Episode 30: Emily Rapp Black Discusses Frida Kahlo

Big Table - En podcast af J.C. Gabel

After seeing Frida Kahlo’s painting “The Two Fridas,” writer and professor Emily Rapp Black felt an intense connection with the famous Mexican artist—maybe one of the most recognized faces in the world. Rapp Black has been an amputee since childhood.
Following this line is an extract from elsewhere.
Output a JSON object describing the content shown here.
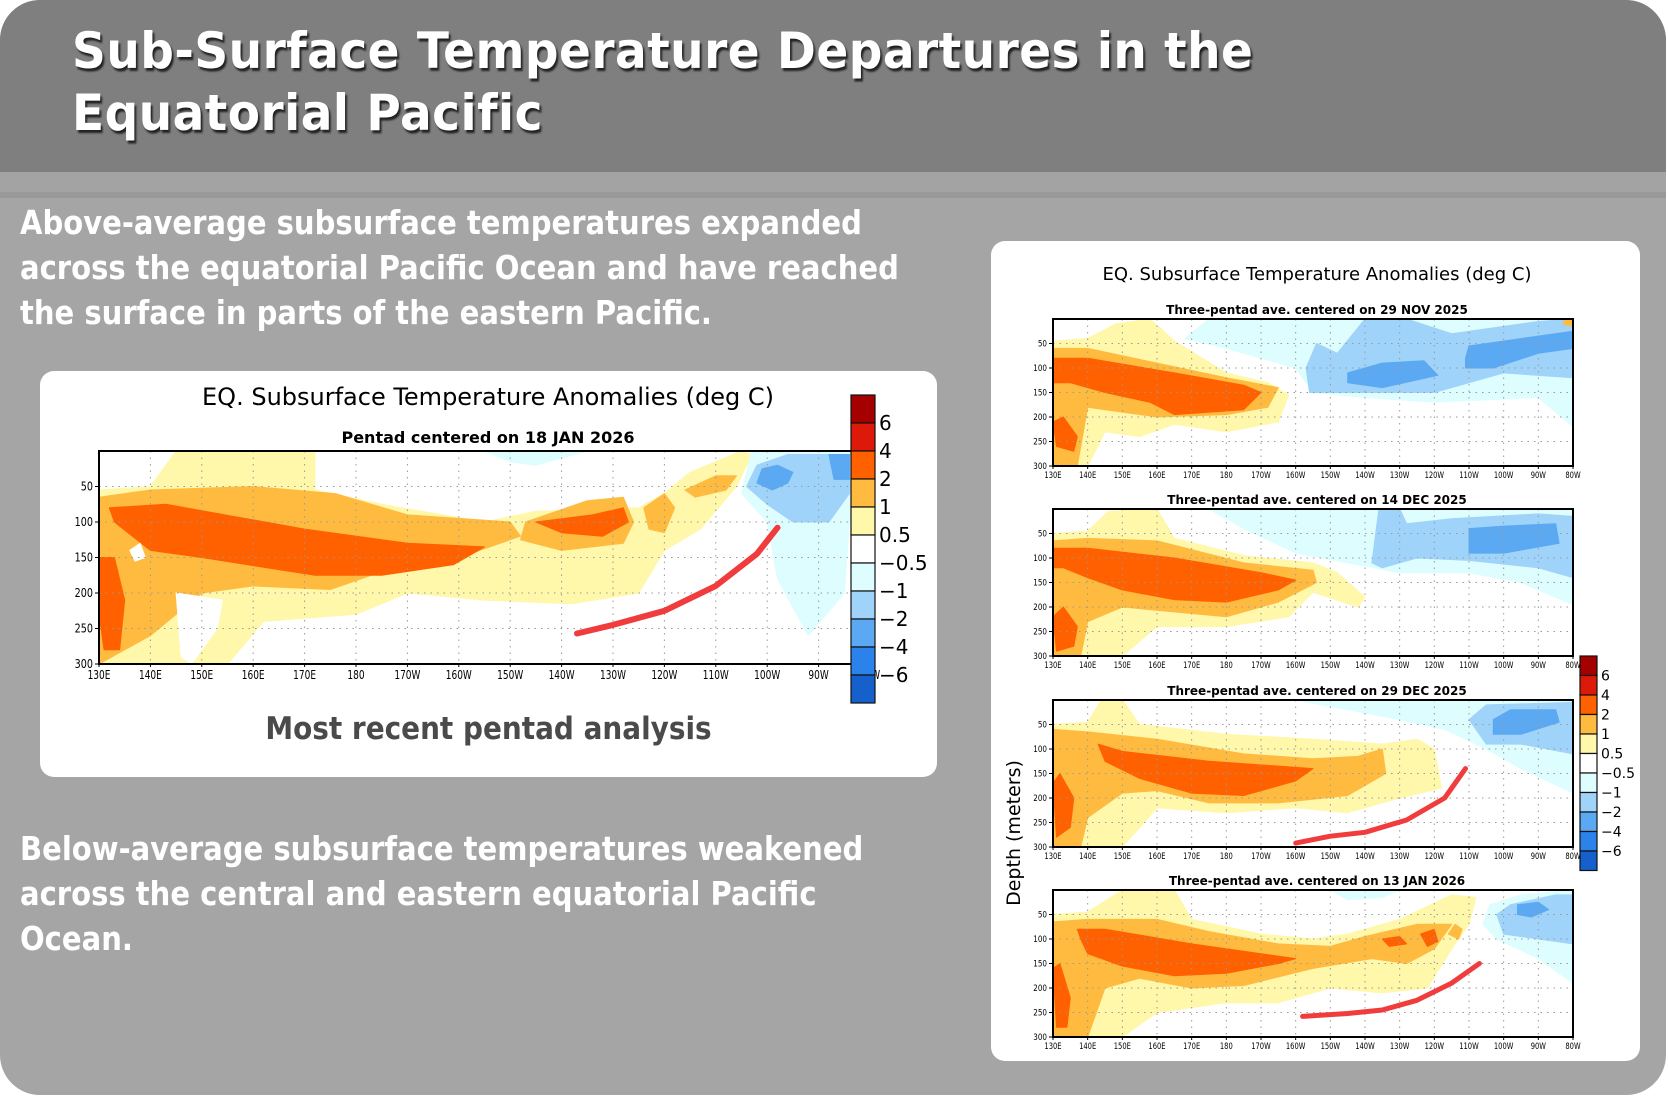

She grew up with a succession of prosthetic limbs, and learned to hide her disability from the world. Kahlo, too, was an amputee, having sustained lifelong injuries after a horrific bus crash during her teenage years, eventually leading to her right leg being amputated. In Kahlo's life and art, Rapp Black saw her own life, from numerous operations to the compulsion to create pain silences. Rapp Black—an award-winning memoirist—tells the story of losing her infant son to Tay-Sachs disease, giving birth to her healthy daughter, and learning to accept her body—and how along her path in life, Frida inspired her to find a way forward when all else seemed lost. Frida is the subject of Frida Kahlo and My Left Leg (Notting Hill Editions, 2021), Rapp Black’s fourth and most recent book. She is an Associate Professor of Creative Writing at the University of California, Riverside, where she also teaches medical narratives in the School of Medicine.